第二回 メルセデス・ベンツ


エンブレムの由来


「スリー・ポインテッド・スター」は、陸・海・空を指し示していて、ゴットリーブ・ダイムラーの


「それぞれの領域でダイムラー製エンジンが活躍する」という願いを表現したもの。


・正式にはベンツがガソリン車第1号

・ダイムラーとベンツは顔を合わせていない


ガソリン自動車の最初の公式記録は、カール・ベンツが1886年1月29日に取得した特許。

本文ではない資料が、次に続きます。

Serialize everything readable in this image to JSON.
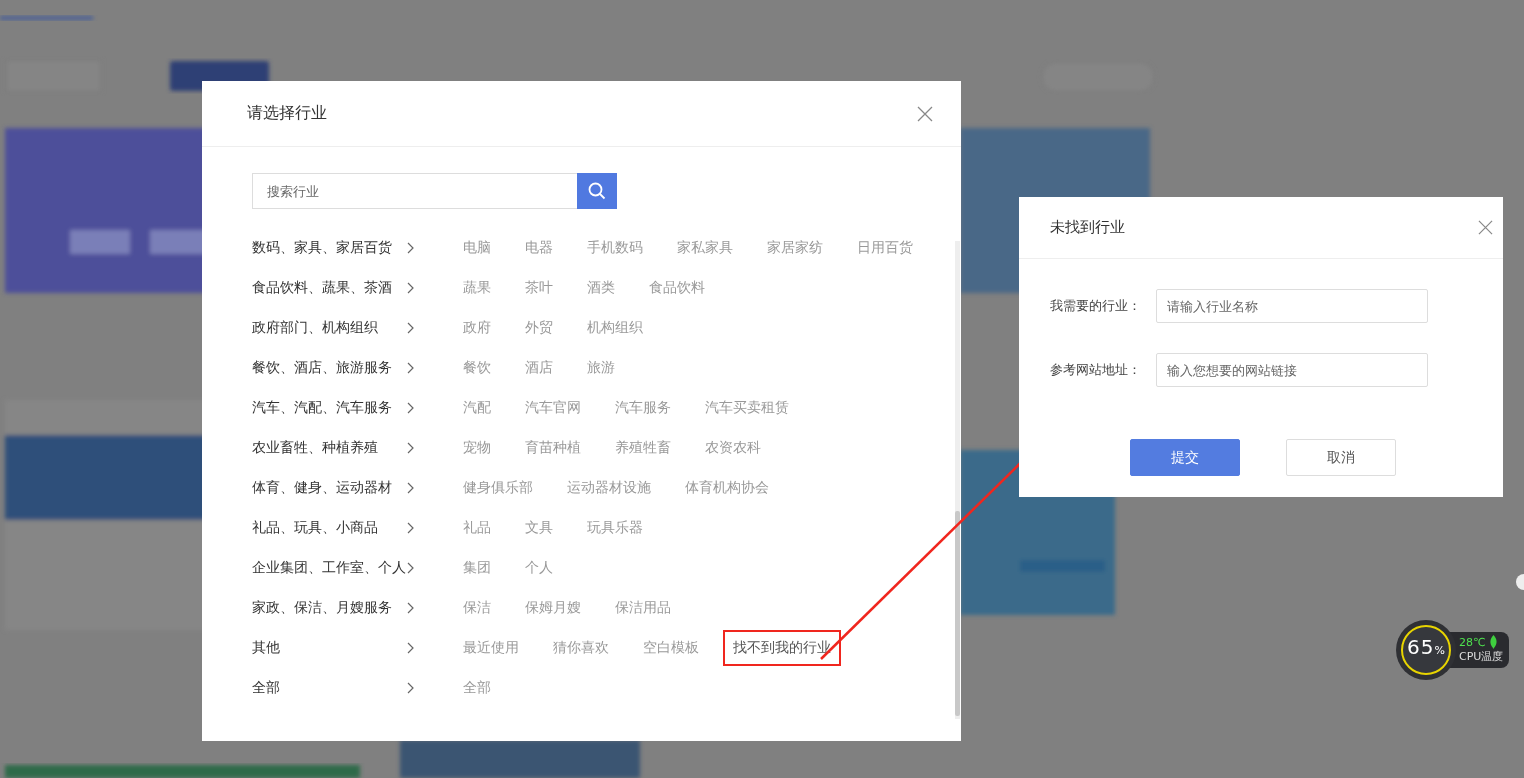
{
  "modal": {
    "title": "请选择行业",
    "search": {
      "placeholder": "搜索行业"
    },
    "categories": [
      {
        "name": "数码、家具、家居百货",
        "items": [
          {
            "label": "电脑",
            "highlighted": false
          },
          {
            "label": "电器",
            "highlighted": false
          },
          {
            "label": "手机数码",
            "highlighted": false
          },
          {
            "label": "家私家具",
            "highlighted": false
          },
          {
            "label": "家居家纺",
            "highlighted": false
          },
          {
            "label": "日用百货",
            "highlighted": false
          }
        ]
      },
      {
        "name": "食品饮料、蔬果、茶酒",
        "items": [
          {
            "label": "蔬果",
            "highlighted": false
          },
          {
            "label": "茶叶",
            "highlighted": false
          },
          {
            "label": "酒类",
            "highlighted": false
          },
          {
            "label": "食品饮料",
            "highlighted": false
          }
        ]
      },
      {
        "name": "政府部门、机构组织",
        "items": [
          {
            "label": "政府",
            "highlighted": false
          },
          {
            "label": "外贸",
            "highlighted": false
          },
          {
            "label": "机构组织",
            "highlighted": false
          }
        ]
      },
      {
        "name": "餐饮、酒店、旅游服务",
        "items": [
          {
            "label": "餐饮",
            "highlighted": false
          },
          {
            "label": "酒店",
            "highlighted": false
          },
          {
            "label": "旅游",
            "highlighted": false
          }
        ]
      },
      {
        "name": "汽车、汽配、汽车服务",
        "items": [
          {
            "label": "汽配",
            "highlighted": false
          },
          {
            "label": "汽车官网",
            "highlighted": false
          },
          {
            "label": "汽车服务",
            "highlighted": false
          },
          {
            "label": "汽车买卖租赁",
            "highlighted": false
          }
        ]
      },
      {
        "name": "农业畜牲、种植养殖",
        "items": [
          {
            "label": "宠物",
            "highlighted": false
          },
          {
            "label": "育苗种植",
            "highlighted": false
          },
          {
            "label": "养殖牲畜",
            "highlighted": false
          },
          {
            "label": "农资农科",
            "highlighted": false
          }
        ]
      },
      {
        "name": "体育、健身、运动器材",
        "items": [
          {
            "label": "健身俱乐部",
            "highlighted": false
          },
          {
            "label": "运动器材设施",
            "highlighted": false
          },
          {
            "label": "体育机构协会",
            "highlighted": false
          }
        ]
      },
      {
        "name": "礼品、玩具、小商品",
        "items": [
          {
            "label": "礼品",
            "highlighted": false
          },
          {
            "label": "文具",
            "highlighted": false
          },
          {
            "label": "玩具乐器",
            "highlighted": false
          }
        ]
      },
      {
        "name": "企业集团、工作室、个人",
        "items": [
          {
            "label": "集团",
            "highlighted": false
          },
          {
            "label": "个人",
            "highlighted": false
          }
        ]
      },
      {
        "name": "家政、保洁、月嫂服务",
        "items": [
          {
            "label": "保洁",
            "highlighted": false
          },
          {
            "label": "保姆月嫂",
            "highlighted": false
          },
          {
            "label": "保洁用品",
            "highlighted": false
          }
        ]
      },
      {
        "name": "其他",
        "items": [
          {
            "label": "最近使用",
            "highlighted": false
          },
          {
            "label": "猜你喜欢",
            "highlighted": false
          },
          {
            "label": "空白模板",
            "highlighted": false
          },
          {
            "label": "找不到我的行业",
            "highlighted": true
          }
        ]
      },
      {
        "name": "全部",
        "items": [
          {
            "label": "全部",
            "highlighted": false
          }
        ]
      }
    ]
  },
  "dialog": {
    "title": "未找到行业",
    "fields": [
      {
        "label": "我需要的行业：",
        "placeholder": "请输入行业名称"
      },
      {
        "label": "参考网站地址：",
        "placeholder": "输入您想要的网站链接"
      }
    ],
    "buttons": [
      {
        "label": "提交",
        "kind": "primary"
      },
      {
        "label": "取消",
        "kind": "secondary"
      }
    ]
  },
  "cpu_widget": {
    "usage": "65",
    "unit": "%",
    "temperature": "28℃",
    "caption": "CPU温度"
  }
}
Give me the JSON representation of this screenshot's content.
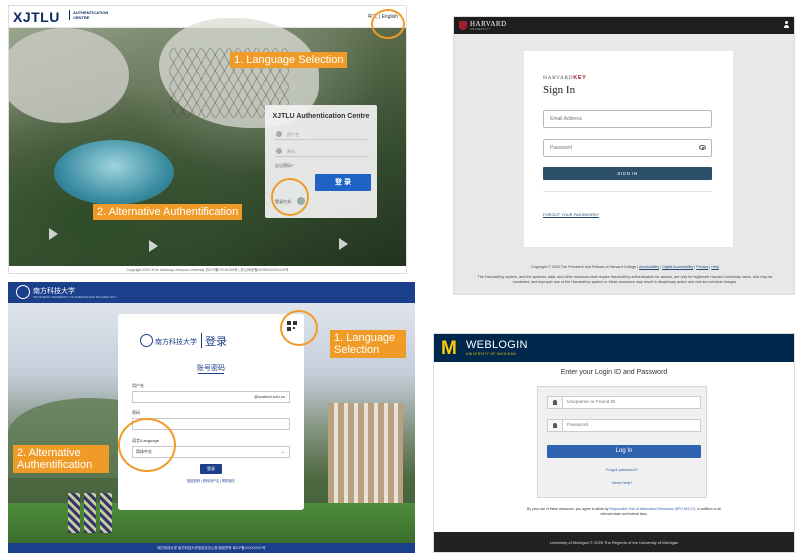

ところが同じ年、ゴッドリーブ・ダイムラーもガソリン自動車を完成させていた。よってこの


二人が「自動車の発明者」とされている。

ガソリン自動車の開発には4サイクルのエンジンがカギだったが、最初に完成させたのは、


ダイムラーがいた「ガスモトーレン・ファブリーク・ドイツ」。熱力学で有名なオットーの会社で、


ダイムラーはそこの工場長だった。ちなみに、ダイムラーとともにダイムラー社を設立し、


のちに超高級車ブランドとして名を残すヴィルヘルム・マイバッハは、当時のダイムラーの


パートナーである。

世界で初めてガソリン自動車を作ったベンツとダイムラーは、当然、ライバル関係にあった。


当初は性能面でもデザイン面でもダイムラーが圧倒。レースでも華々しい活躍を続け、


輸出用ブランド名「メルセデス」は、世界のトップブランドへと成長していく。また、ダイムラーや


マイバッハに続く才能として、あのフェルディナント・ポルシェも関連会社で設計に携わっていた。

一方のベンツは、性能面こそダイムラーに水を空けられていたものの、世界初のディーゼル


エンジン車に代表されるように、最新技術の開発と既存技術の熟成で成果を上げていく。

そんな両社を結びつけたのは、第一次世界大戦で受けた大きな痛手だ。ベンツ側の


カール・ベンツが経営面、ダイムラー側のフェルディナント・ポルシェが技術面を担当し、


ふたりの「自動車の発明者」の会社は1926年、ダイムラー・ベンツ社としてひとつになる。

しかし、ゴッドリーブ・ダイムラーは1900年、すでにこの世を去っていた。ダイムラーとベンツ、


二人が顔を合わせていないのはちょっと残念な話だ。